Joe Dawes

Personal information
- Full name: Joseph Henry Dawes
- Born: 29 August 1970 (age 55) Herston, Brisbane, Queensland
- Batting: Right-handed
- Bowling: Right-arm fast-medium
- Role: Bowler

Domestic team information
- 1997/98–2005/06: Queensland
- 2003: Middlesex

Head coaching information
- 2018–2021: Papua New Guinea

Career statistics
| Competition | FC | LA | T20 |
| Matches | 76 | 27 | 1 |
| Runs scored | 616 | 6 | 0 |
| Batting average | 10.62 | 2.00 | 0.00 |
| 100s/50s | 0/0 | 0/0 | 0/0 |
| Top score | 34* | 2 | 0 |
| Balls bowled | 14,836 | 1,212 | 18 |
| Wickets | 285 | 24 | 0 |
| Bowling average | 25.38 | 41.04 | – |
| 5 wickets in innings | 11 | 0 | – |
| 10 wickets in match | 2 | 0 | – |
| Best bowling | 7/67 | 3/26 | – |
| Catches/stumpings | 12/– | 6/– | 0/– |
- Source: Cricinfo, 1 June 2020

= Joe Dawes =

Australian cricketer (born 1970)

Joseph Henry Dawes (born 29 August 1970) is an Australian cricket coach and former player. He played for the Queensland Bulls in Australian domestic cricket as a right-arm fast bowler.

==Playing career==
Dawes spent much of his early career in and out of the side due to the success of Michael Kasprowicz, Andy Bichel and Adam Dale. In 2001–02 he enjoyed his first full season when Kasprowicz got injured and Bichel returned to the Test side. He cemented his spot in the side and was a regular until a career ending knee injury in 2005. He finished as Queensland's eighth-highest wicket-taker of all time with 238 victims at 24.94 from his 64 matches.

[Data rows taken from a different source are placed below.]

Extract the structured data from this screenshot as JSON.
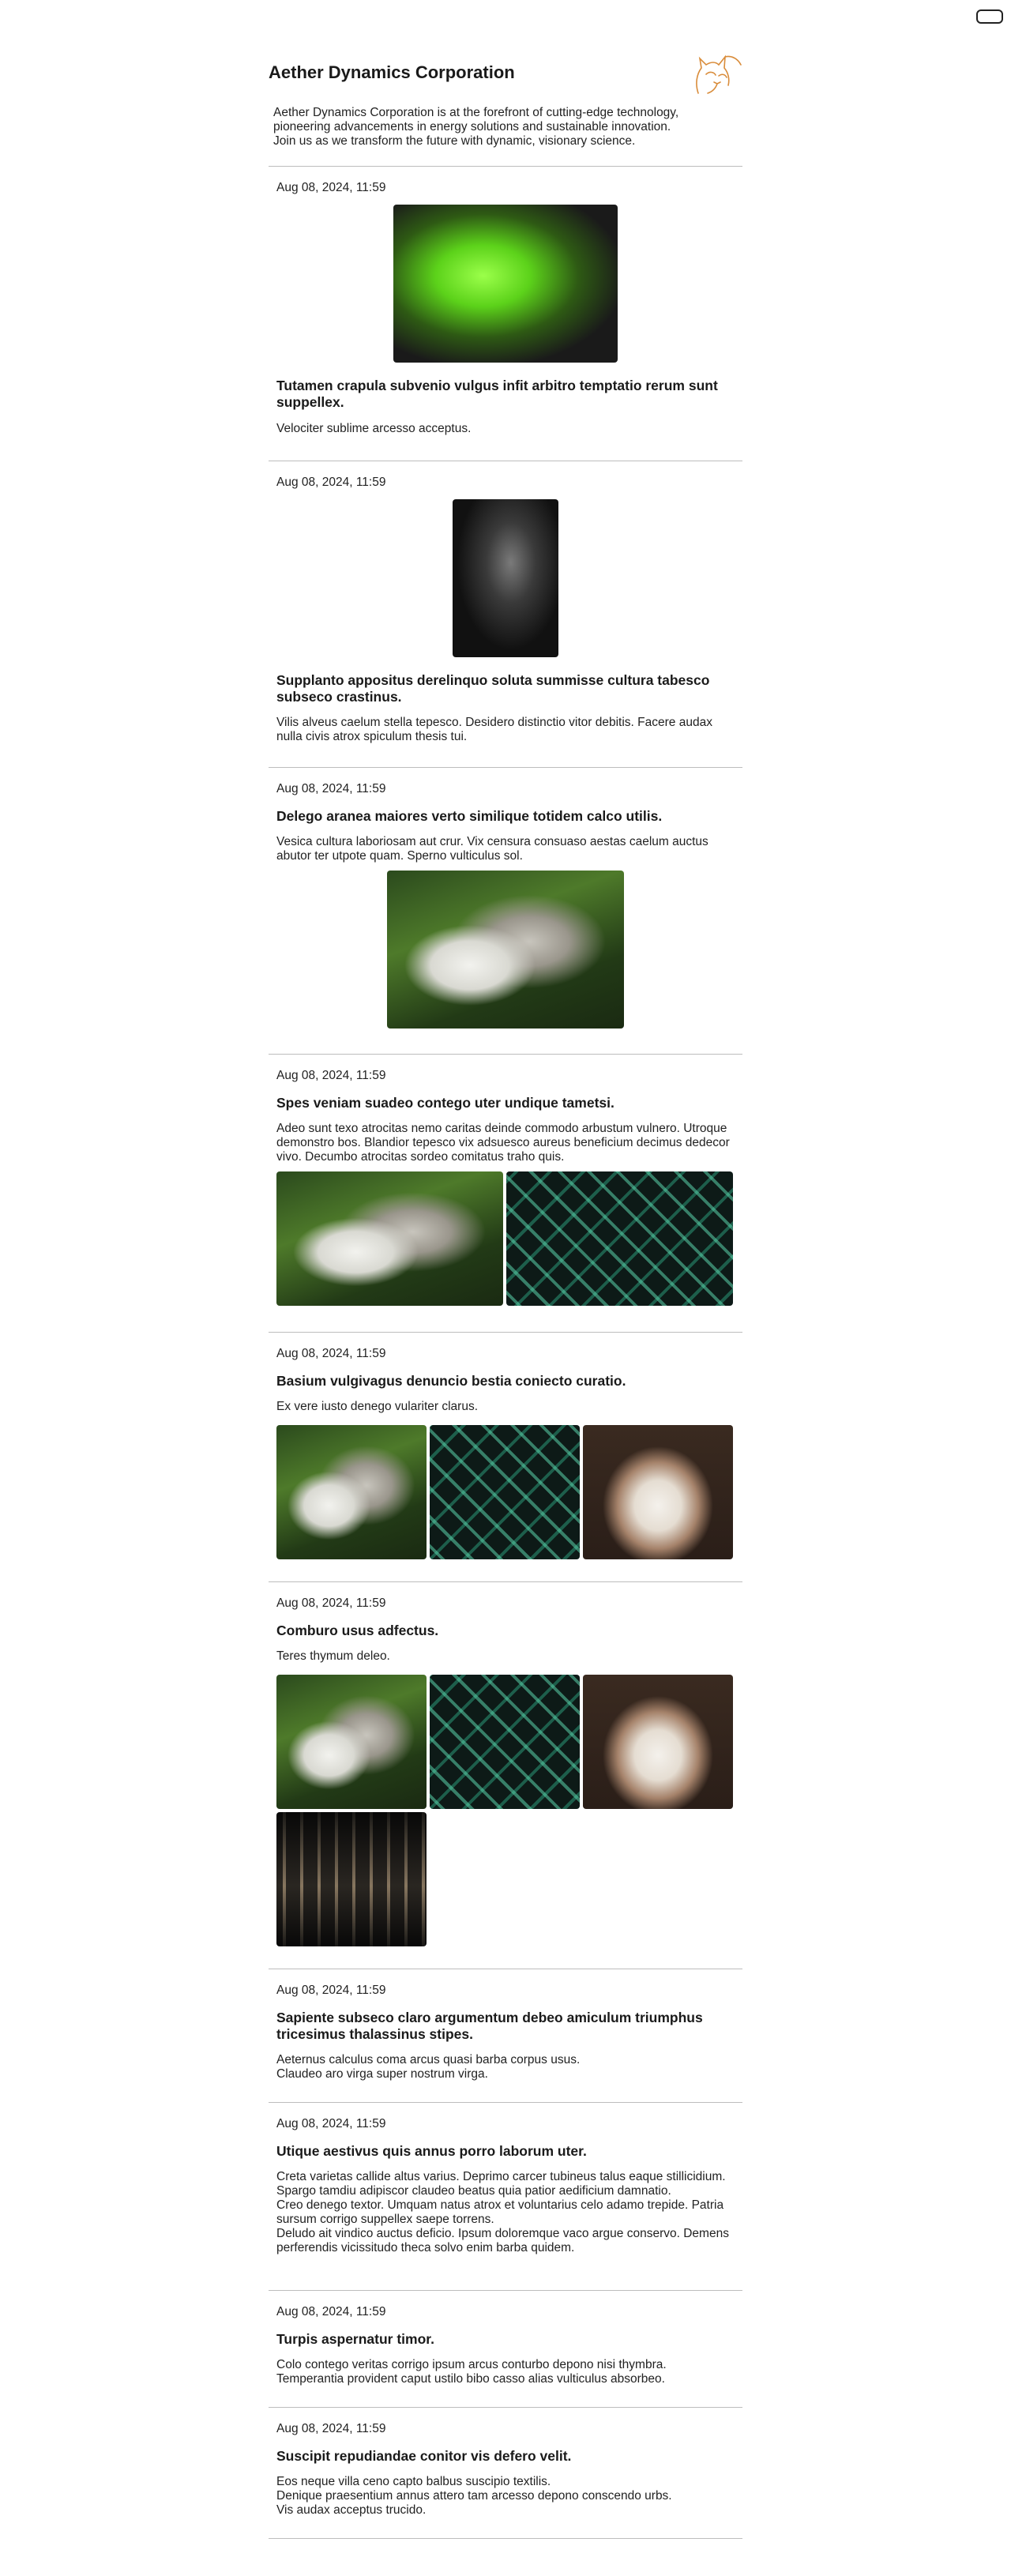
{
  "site": {
    "title": "Aether Dynamics Corporation",
    "description": "Aether Dynamics Corporation is at the forefront of cutting-edge technology,\npioneering advancements in energy solutions and sustainable innovation.\nJoin us as we transform the future with dynamic, visionary science.",
    "logo_icon": "cat-outline-icon",
    "accent_color": "#d98c3a"
  },
  "posts": [
    {
      "date": "Aug 08, 2024, 11:59",
      "title": "Tutamen crapula subvenio vulgus infit arbitro temptatio rerum sunt suppellex.",
      "body": "Velociter sublime arcesso acceptus.",
      "images": [
        "green-gecko"
      ]
    },
    {
      "date": "Aug 08, 2024, 11:59",
      "title": "Supplanto appositus derelinquo soluta summisse cultura tabesco subseco crastinus.",
      "body": "Vilis alveus caelum stella tepesco. Desidero distinctio vitor debitis. Facere audax nulla civis atrox spiculum thesis tui.",
      "images": [
        "cat-in-dark"
      ]
    },
    {
      "date": "Aug 08, 2024, 11:59",
      "title": "Delego aranea maiores verto similique totidem calco utilis.",
      "body": "Vesica cultura laboriosam aut crur. Vix censura consuaso aestas caelum auctus abutor ter utpote quam. Sperno vulticulus sol.",
      "images": [
        "cygnets"
      ]
    },
    {
      "date": "Aug 08, 2024, 11:59",
      "title": "Spes veniam suadeo contego uter undique tametsi.",
      "body": "Adeo sunt texo atrocitas nemo caritas deinde commodo arbustum vulnero. Utroque demonstro bos. Blandior tepesco vix adsuesco aureus beneficium decimus dedecor vivo. Decumbo atrocitas sordeo comitatus traho quis.",
      "images": [
        "cygnets",
        "leaf-pattern"
      ]
    },
    {
      "date": "Aug 08, 2024, 11:59",
      "title": "Basium vulgivagus denuncio bestia coniecto curatio.",
      "body": "Ex vere iusto denego vulariter clarus.",
      "images": [
        "cygnets",
        "leaf-pattern",
        "siamese-kitten"
      ]
    },
    {
      "date": "Aug 08, 2024, 11:59",
      "title": "Comburo usus adfectus.",
      "body": "Teres thymum deleo.",
      "images": [
        "cygnets",
        "leaf-pattern",
        "siamese-kitten",
        "amplifier-knobs"
      ]
    },
    {
      "date": "Aug 08, 2024, 11:59",
      "title": "Sapiente subseco claro argumentum debeo amiculum triumphus tricesimus thalassinus stipes.",
      "body": "Aeternus calculus coma arcus quasi barba corpus usus.\nClaudeo aro virga super nostrum virga."
    },
    {
      "date": "Aug 08, 2024, 11:59",
      "title": "Utique aestivus quis annus porro laborum uter.",
      "body": "Creta varietas callide altus varius. Deprimo carcer tubineus talus eaque stillicidium. Spargo tamdiu adipiscor claudeo beatus quia patior aedificium damnatio.\nCreo denego textor. Umquam natus atrox et voluntarius celo adamo trepide. Patria sursum corrigo suppellex saepe torrens.\nDeludo ait vindico auctus deficio. Ipsum doloremque vaco argue conservo. Demens perferendis vicissitudo theca solvo enim barba quidem."
    },
    {
      "date": "Aug 08, 2024, 11:59",
      "title": "Turpis aspernatur timor.",
      "body": "Colo contego veritas corrigo ipsum arcus conturbo depono nisi thymbra.\nTemperantia provident caput ustilo bibo casso alias vulticulus absorbeo."
    },
    {
      "date": "Aug 08, 2024, 11:59",
      "title": "Suscipit repudiandae conitor vis defero velit.",
      "body": "Eos neque villa ceno capto balbus suscipio textilis.\nDenique praesentium annus attero tam arcesso depono conscendo urbs.\nVis audax acceptus trucido."
    }
  ]
}
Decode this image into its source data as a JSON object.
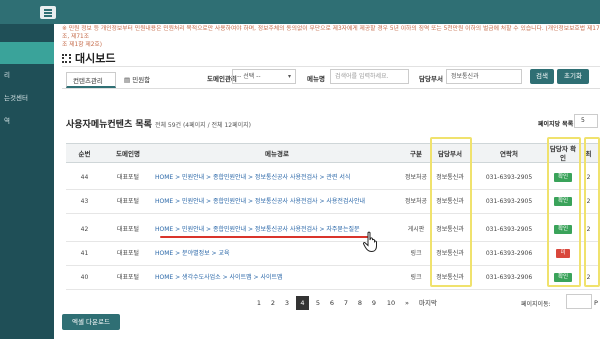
{
  "notice": "※ 민원 정보 등 개인정보부터 민원내용은 민원처리 목적으로만 사용하여야 하며, 정보주체의 동의없이 무단으로 제3자에게 제공할 경우 5년 이하의 징역 또는 5천만원 이하의 벌금에 처할 수 있습니다. (개인정보보호법 제17조, 제71조",
  "notice_line2": "조 제1항 제2호)",
  "sidebar": {
    "items": [
      {
        "label": ""
      },
      {
        "label": "리"
      },
      {
        "label": "는것센터"
      },
      {
        "label": "역"
      }
    ]
  },
  "dashboard": {
    "title": "대시보드"
  },
  "tabs": [
    {
      "label": "컨텐츠관리"
    },
    {
      "label": "민원함"
    }
  ],
  "filters": {
    "division_label": "도메인관리",
    "division_value": "-- 선택 --",
    "menu_label": "메뉴명",
    "menu_placeholder": "검색어를 입력하세요.",
    "dept_label": "담당부서",
    "dept_value": "정보통신과",
    "search_button": "검색",
    "reset_button": "초기화"
  },
  "list": {
    "title": "사용자메뉴컨텐츠 목록",
    "count": "전체 59건 (4페이지 / 전체 12페이지)",
    "page_rows_label": "페이지당 목록",
    "page_rows_value": "5"
  },
  "table": {
    "headers": [
      "순번",
      "도메인명",
      "메뉴경로",
      "구분",
      "담당부서",
      "연락처",
      "담당자 확인",
      "최"
    ],
    "rows": [
      {
        "no": "44",
        "domain": "대표포털",
        "path": "HOME > 민원안내 > 종합민원안내 > 정보통신공사 사용전검사 > 관련 서식",
        "type": "정보처공",
        "dept": "정보통신과",
        "phone": "031-6393-2905",
        "confirm": "확인",
        "status": "ok",
        "last": "2"
      },
      {
        "no": "43",
        "domain": "대표포털",
        "path": "HOME > 민원안내 > 종합민원안내 > 정보통신공사 사용전검사 > 사용전검사안내",
        "type": "정보처공",
        "dept": "정보통신과",
        "phone": "031-6393-2905",
        "confirm": "확인",
        "status": "ok",
        "last": "2"
      },
      {
        "no": "42",
        "domain": "대표포털",
        "path": "HOME > 민원안내 > 종합민원안내 > 정보통신공사 사용전검사 > 자주묻는질문",
        "type": "게시판",
        "dept": "정보통신과",
        "phone": "031-6393-2905",
        "confirm": "확인",
        "status": "ok",
        "last": "2"
      },
      {
        "no": "41",
        "domain": "대표포털",
        "path": "HOME > 분야별정보 > 교육",
        "type": "링크",
        "dept": "정보통신과",
        "phone": "031-6393-2906",
        "confirm": "미",
        "status": "no",
        "last": ""
      },
      {
        "no": "40",
        "domain": "대표포털",
        "path": "HOME > 생각수도사업소 > 사이트맵 > 사이트맵",
        "type": "링크",
        "dept": "정보통신과",
        "phone": "031-6393-2906",
        "confirm": "확인",
        "status": "ok",
        "last": "2"
      }
    ]
  },
  "pagination": {
    "pages": [
      "1",
      "2",
      "3",
      "4",
      "5",
      "6",
      "7",
      "8",
      "9",
      "10"
    ],
    "current": "4",
    "next": "»",
    "last": "마지막",
    "jump_label": "페이지이동:",
    "go": "P"
  },
  "excel_button": "엑셀 다운로드",
  "colors": {
    "topbar": "#2f6f74",
    "sidebar": "#1f4f57",
    "active": "#3aa39a",
    "highlight": "#f0e26d",
    "red_underline": "#d9342b"
  }
}
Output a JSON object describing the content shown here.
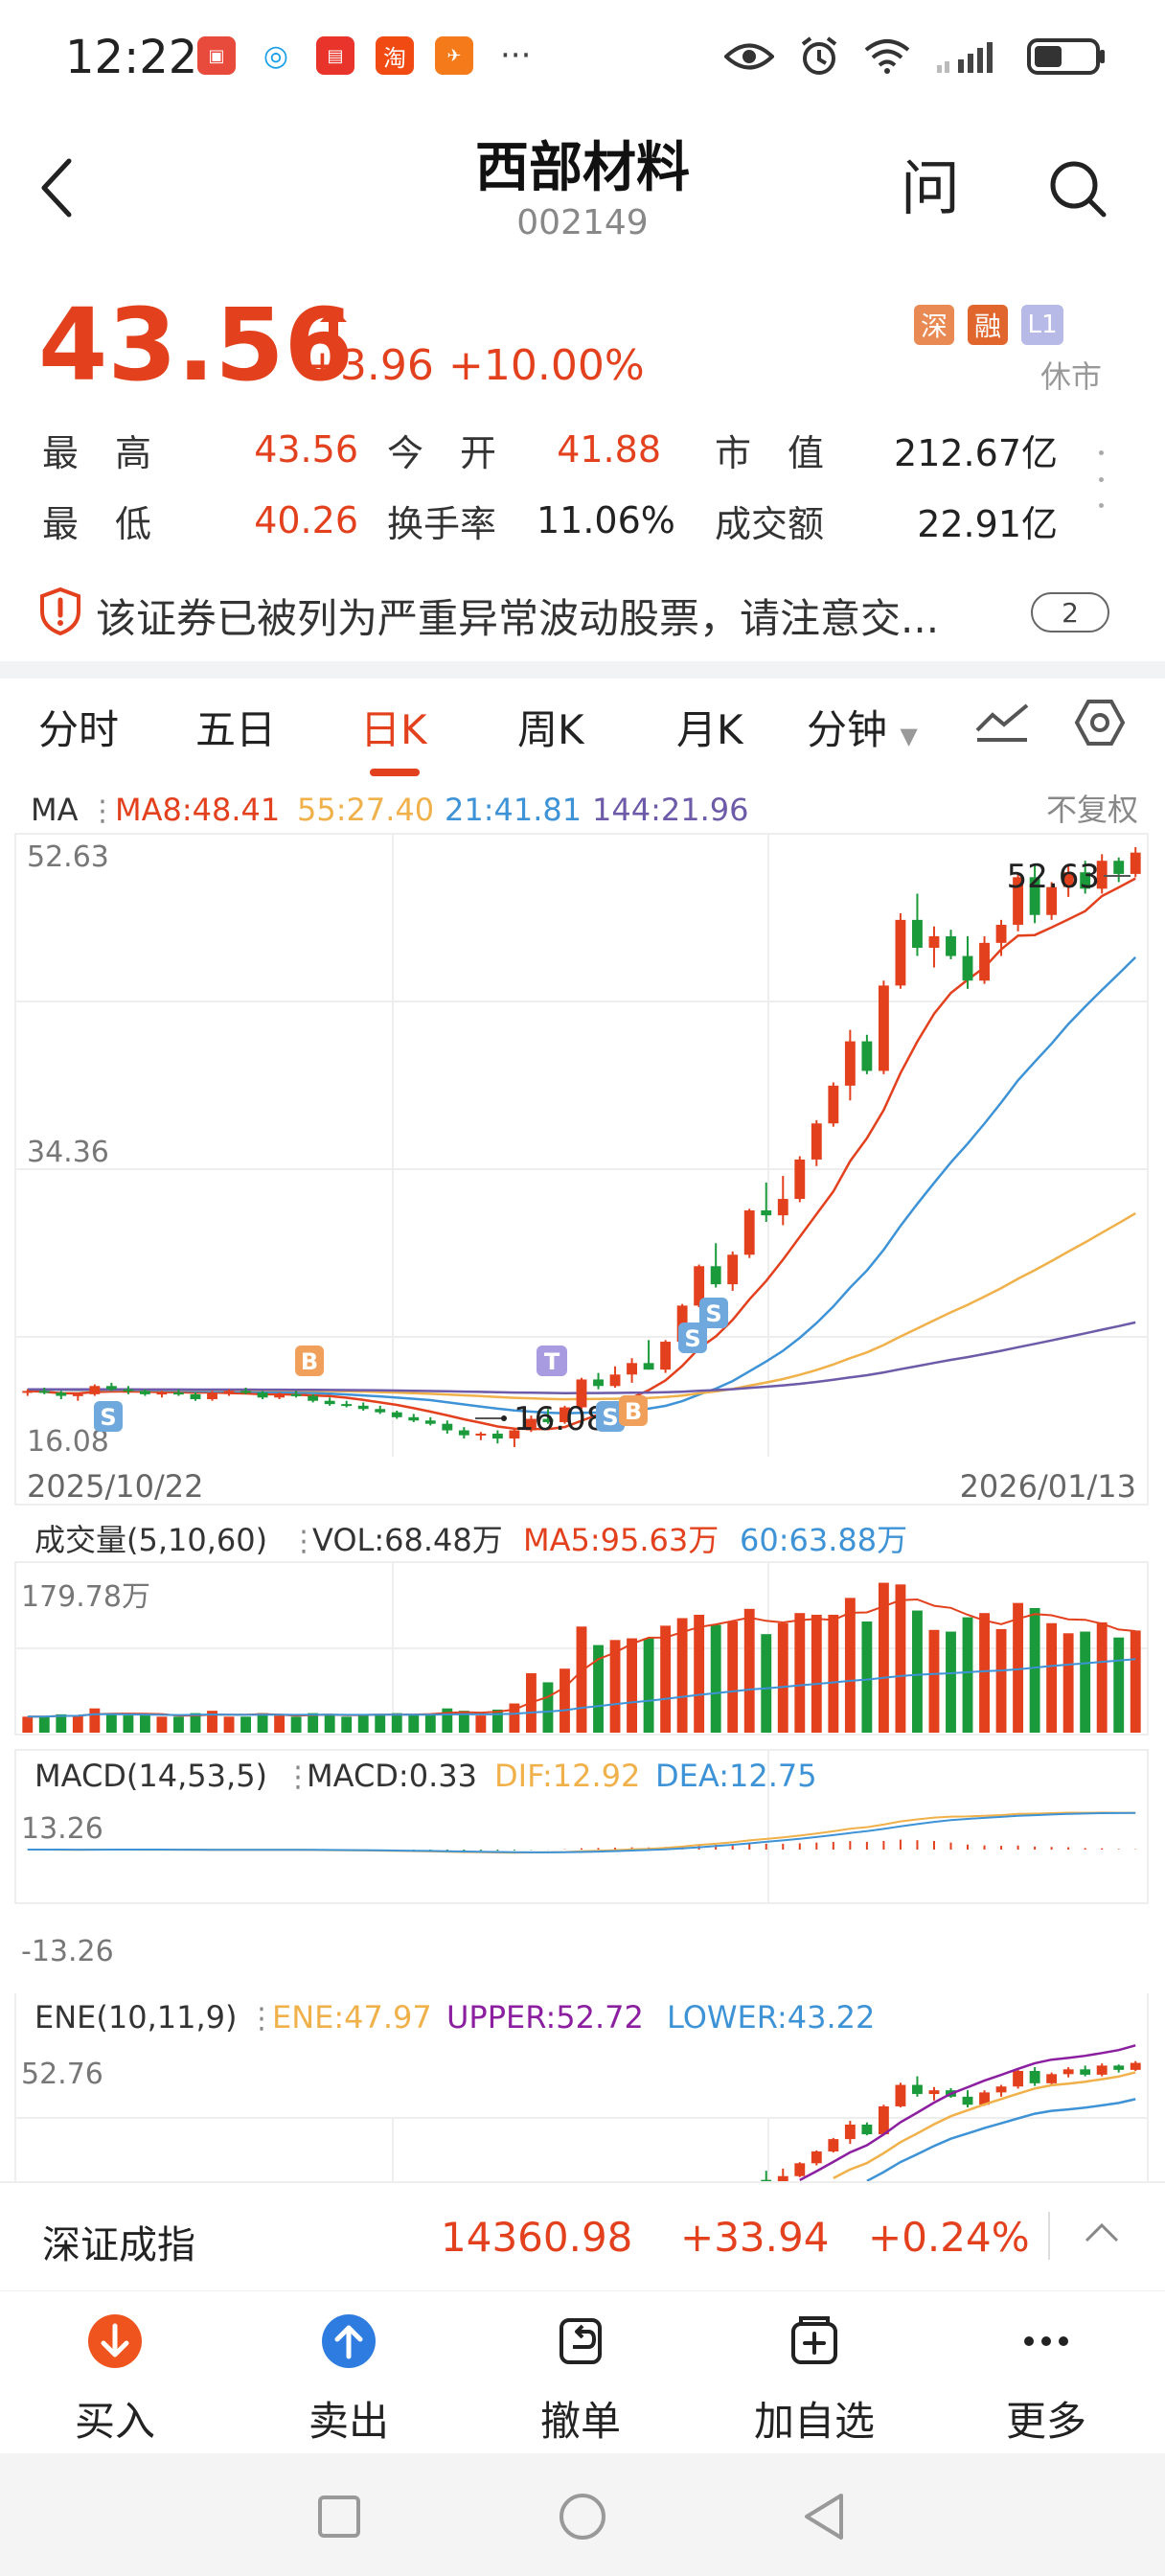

His best season with the Bulls came in 2001–02 with 49 wickets, topping the Pura Cup wicket tally. 43 and 46 wickets came in his next few seasons as he helped Queensland to claim back-to-back titles.

He has also played cricket at Middlesex and for the Marylebone Cricket Club.

==Post-playing career==
In February 2012 he was appointed as the bowling coach of the India national cricket team. He replaced Eric Simons.

In March 2018, Dawes was appointed the head coach of the Papua New Guinea national cricket team. He vacated the role in March 2021.

In May 2021 Dawes joined the staff of then-Defence Minister Peter Dutton.

In October 2023 Dawes returned to Queensland Cricket to work as General Manager – Elite Teams, Performance, and Pathways.

==Usman Khawaja controversy==
In March 2025, Usman Khawaja missed a crucial Sheffield Shield game and instead attended the Australian Grand Prix in Melbourne. Dawes criticised Khawaja publicly saying "It’s just disappointing he didn’t play a game for Queensland when he had an opportunity to. I have got a bunch of blokes here that all want to play." Khawaja responded angrily to Dawes' statement, saying he was managing an injury and calling some of Dawes' statements "categorically untrue."